Do Hobbits gain or lose if the price of a sword goes up to $150? (To answer the question, calculate their real wages before and after the price change).

To determine whether Hobbits gain or lose if the price of a sword goes up to $150, we need to calculate their real wages before and after the price change.

Here's how we can do that:

1. Determine the original price of the sword and the Hobbits' wages: Let's assume the original price of the sword was $100, and the Hobbits' wages were $500.

2. Calculate the initial number of swords Hobbits could afford: To determine how many swords the Hobbits could initially afford, we divide their wages by the original price of the sword. In this case, $500 divided by $100 equals 5 swords.

3. Calculate the real wage before the price change: Now, we calculate the real wage before the price change by dividing the Hobbits' wages by the number of swords they could afford. In this case, $500 divided by 5 swords equals $100.

4. Calculate the real wage after the price change: With the new price of the sword at $150, we divide the Hobbits' wages by the new price to determine the number of swords they can afford.

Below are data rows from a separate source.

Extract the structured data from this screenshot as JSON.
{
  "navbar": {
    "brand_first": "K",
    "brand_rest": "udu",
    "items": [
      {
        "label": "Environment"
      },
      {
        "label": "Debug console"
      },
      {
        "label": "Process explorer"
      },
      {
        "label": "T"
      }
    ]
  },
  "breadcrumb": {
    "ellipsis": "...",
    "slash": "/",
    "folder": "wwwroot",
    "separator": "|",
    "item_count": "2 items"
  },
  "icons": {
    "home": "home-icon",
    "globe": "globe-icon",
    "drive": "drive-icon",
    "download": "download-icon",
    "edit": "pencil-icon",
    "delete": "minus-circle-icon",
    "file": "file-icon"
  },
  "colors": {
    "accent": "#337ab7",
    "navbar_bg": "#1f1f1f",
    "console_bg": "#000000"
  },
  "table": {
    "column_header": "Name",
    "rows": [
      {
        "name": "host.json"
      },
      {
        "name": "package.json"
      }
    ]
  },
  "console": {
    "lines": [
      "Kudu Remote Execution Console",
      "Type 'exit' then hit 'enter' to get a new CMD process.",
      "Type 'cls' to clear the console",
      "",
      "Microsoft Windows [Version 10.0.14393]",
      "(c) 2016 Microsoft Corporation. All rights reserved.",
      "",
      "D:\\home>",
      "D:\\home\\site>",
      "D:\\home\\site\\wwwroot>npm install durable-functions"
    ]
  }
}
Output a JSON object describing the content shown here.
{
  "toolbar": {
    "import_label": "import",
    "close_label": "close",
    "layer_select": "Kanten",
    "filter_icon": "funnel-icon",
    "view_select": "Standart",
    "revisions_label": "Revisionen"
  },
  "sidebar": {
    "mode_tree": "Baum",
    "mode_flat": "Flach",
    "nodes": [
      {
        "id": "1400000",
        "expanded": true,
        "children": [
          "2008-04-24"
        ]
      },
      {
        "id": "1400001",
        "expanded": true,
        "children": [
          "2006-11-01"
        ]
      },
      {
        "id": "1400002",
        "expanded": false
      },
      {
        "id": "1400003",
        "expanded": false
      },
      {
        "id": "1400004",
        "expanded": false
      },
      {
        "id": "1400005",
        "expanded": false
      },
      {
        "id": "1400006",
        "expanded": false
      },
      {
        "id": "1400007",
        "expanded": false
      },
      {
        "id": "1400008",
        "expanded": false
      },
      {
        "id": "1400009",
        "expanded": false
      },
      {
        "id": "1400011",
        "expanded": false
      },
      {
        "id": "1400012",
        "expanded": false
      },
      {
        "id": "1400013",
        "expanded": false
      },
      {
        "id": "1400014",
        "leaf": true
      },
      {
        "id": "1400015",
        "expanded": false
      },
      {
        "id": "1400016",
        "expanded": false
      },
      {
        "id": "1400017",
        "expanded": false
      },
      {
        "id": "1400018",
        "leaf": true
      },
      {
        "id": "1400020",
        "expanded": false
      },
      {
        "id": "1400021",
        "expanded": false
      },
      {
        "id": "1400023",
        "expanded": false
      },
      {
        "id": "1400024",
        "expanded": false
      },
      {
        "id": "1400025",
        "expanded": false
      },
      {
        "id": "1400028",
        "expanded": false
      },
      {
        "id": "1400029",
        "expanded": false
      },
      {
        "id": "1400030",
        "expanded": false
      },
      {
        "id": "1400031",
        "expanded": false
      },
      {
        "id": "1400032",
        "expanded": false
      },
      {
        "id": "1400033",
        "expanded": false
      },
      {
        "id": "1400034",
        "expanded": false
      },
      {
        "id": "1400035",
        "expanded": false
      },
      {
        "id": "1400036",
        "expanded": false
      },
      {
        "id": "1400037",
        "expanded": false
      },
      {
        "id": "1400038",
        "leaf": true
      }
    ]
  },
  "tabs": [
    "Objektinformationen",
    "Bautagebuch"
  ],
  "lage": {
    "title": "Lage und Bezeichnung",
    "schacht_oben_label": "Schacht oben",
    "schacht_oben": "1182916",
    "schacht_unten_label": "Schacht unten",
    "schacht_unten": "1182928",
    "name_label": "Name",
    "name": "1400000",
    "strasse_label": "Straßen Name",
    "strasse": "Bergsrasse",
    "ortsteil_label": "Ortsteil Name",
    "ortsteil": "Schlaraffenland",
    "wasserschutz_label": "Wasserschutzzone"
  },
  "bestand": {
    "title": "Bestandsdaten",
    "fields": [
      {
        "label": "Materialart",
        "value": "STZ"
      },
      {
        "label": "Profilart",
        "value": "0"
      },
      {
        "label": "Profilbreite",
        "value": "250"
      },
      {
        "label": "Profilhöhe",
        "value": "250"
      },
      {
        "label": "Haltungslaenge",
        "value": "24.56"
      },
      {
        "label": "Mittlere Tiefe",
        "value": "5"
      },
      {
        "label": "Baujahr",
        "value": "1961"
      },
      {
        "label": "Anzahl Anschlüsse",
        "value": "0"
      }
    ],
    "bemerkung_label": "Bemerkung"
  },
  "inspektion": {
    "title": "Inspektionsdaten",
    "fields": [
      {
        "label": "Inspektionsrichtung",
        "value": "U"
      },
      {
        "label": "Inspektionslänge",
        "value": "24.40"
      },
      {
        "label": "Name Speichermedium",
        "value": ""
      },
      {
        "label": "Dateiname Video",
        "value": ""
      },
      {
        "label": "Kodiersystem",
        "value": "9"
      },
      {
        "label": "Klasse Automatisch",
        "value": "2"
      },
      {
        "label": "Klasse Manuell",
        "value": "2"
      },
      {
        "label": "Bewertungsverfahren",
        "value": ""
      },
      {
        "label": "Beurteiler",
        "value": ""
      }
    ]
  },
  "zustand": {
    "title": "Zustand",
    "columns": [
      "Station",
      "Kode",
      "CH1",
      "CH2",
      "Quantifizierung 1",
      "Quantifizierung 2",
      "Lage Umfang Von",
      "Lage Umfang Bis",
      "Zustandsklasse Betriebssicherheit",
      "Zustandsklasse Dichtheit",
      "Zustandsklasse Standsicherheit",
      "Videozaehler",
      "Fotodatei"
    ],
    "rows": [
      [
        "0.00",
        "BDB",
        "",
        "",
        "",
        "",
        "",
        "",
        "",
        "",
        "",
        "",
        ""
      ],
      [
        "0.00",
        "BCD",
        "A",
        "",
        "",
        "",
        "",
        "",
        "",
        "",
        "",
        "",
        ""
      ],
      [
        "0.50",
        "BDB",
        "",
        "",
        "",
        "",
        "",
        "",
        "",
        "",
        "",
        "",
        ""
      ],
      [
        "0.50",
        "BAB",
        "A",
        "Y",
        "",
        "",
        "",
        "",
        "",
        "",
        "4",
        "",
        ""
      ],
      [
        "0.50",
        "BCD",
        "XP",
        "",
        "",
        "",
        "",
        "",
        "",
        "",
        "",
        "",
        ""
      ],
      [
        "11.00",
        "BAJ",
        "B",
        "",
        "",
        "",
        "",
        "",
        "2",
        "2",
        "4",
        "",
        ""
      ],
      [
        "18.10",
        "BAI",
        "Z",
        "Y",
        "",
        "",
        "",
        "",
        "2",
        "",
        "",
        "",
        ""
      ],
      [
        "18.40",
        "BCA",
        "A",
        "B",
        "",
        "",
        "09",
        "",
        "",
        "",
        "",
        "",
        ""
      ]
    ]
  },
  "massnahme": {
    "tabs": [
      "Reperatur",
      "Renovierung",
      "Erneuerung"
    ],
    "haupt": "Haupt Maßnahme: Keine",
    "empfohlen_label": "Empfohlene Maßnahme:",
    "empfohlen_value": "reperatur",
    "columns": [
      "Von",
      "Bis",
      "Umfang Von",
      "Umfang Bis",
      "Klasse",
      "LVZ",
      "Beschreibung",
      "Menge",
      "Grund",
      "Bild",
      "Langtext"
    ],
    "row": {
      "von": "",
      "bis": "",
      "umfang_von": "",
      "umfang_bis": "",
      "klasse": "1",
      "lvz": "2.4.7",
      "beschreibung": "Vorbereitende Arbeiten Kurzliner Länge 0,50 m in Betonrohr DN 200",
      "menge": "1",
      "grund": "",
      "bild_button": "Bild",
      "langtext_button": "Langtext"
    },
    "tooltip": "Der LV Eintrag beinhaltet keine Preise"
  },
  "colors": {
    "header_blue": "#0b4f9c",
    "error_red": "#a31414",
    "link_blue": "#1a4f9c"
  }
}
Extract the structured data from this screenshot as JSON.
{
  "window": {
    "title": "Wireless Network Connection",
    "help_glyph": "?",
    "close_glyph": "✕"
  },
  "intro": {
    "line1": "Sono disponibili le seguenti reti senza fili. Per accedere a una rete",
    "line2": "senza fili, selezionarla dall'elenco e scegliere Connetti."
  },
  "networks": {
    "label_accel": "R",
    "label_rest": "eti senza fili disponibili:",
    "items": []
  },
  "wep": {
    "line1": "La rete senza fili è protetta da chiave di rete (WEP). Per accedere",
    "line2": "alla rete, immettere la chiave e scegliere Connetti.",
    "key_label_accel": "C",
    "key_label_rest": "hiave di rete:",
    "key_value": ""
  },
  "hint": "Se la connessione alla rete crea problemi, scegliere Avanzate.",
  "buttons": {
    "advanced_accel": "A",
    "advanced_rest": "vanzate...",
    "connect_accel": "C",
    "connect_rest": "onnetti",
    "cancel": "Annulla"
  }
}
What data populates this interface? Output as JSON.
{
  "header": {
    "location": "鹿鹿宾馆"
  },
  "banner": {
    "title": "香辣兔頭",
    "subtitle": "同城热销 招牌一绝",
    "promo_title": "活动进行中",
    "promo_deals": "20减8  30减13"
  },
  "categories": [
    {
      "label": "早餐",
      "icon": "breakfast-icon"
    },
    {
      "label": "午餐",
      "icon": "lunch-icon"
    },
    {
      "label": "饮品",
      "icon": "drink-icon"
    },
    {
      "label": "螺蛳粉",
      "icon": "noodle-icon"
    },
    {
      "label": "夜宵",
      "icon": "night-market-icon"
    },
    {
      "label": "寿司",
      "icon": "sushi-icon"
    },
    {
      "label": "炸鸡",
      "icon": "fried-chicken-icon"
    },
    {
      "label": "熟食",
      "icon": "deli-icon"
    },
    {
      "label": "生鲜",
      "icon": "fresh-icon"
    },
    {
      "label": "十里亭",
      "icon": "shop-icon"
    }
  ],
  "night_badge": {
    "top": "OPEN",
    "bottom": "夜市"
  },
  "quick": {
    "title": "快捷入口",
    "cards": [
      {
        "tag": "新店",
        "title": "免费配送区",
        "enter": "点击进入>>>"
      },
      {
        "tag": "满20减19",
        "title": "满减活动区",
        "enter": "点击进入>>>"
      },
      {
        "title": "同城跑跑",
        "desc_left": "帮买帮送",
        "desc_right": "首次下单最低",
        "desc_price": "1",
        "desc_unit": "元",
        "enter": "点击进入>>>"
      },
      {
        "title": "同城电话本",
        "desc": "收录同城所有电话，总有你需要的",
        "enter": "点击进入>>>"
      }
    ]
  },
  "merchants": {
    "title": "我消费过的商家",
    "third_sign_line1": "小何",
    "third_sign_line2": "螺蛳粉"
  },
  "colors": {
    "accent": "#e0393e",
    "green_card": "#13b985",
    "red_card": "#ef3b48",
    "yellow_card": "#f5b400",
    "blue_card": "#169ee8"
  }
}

In this case, $500 divided by $150 equals approximately 3.33 swords (rounded to two decimal places).

5. Calculate the real wage after the price change: Finally, we calculate the new real wage after the price change by dividing the Hobbits' wages by the number of swords they can afford. In this case, $500 divided by 3.33 swords equals approximately $150.15 (rounded to two decimal places).

Now let's compare the initial real wage of $100 with the new real wage of $150.15:

- If the new real wage is higher than the initial real wage ($150.15 > $100), it means the Hobbits have gained purchasing power. They can now afford more swords with their wages, indicating a gain.

Therefore, if the price of the sword goes up to $150, the Hobbits gain purchasing power as their real wage increases.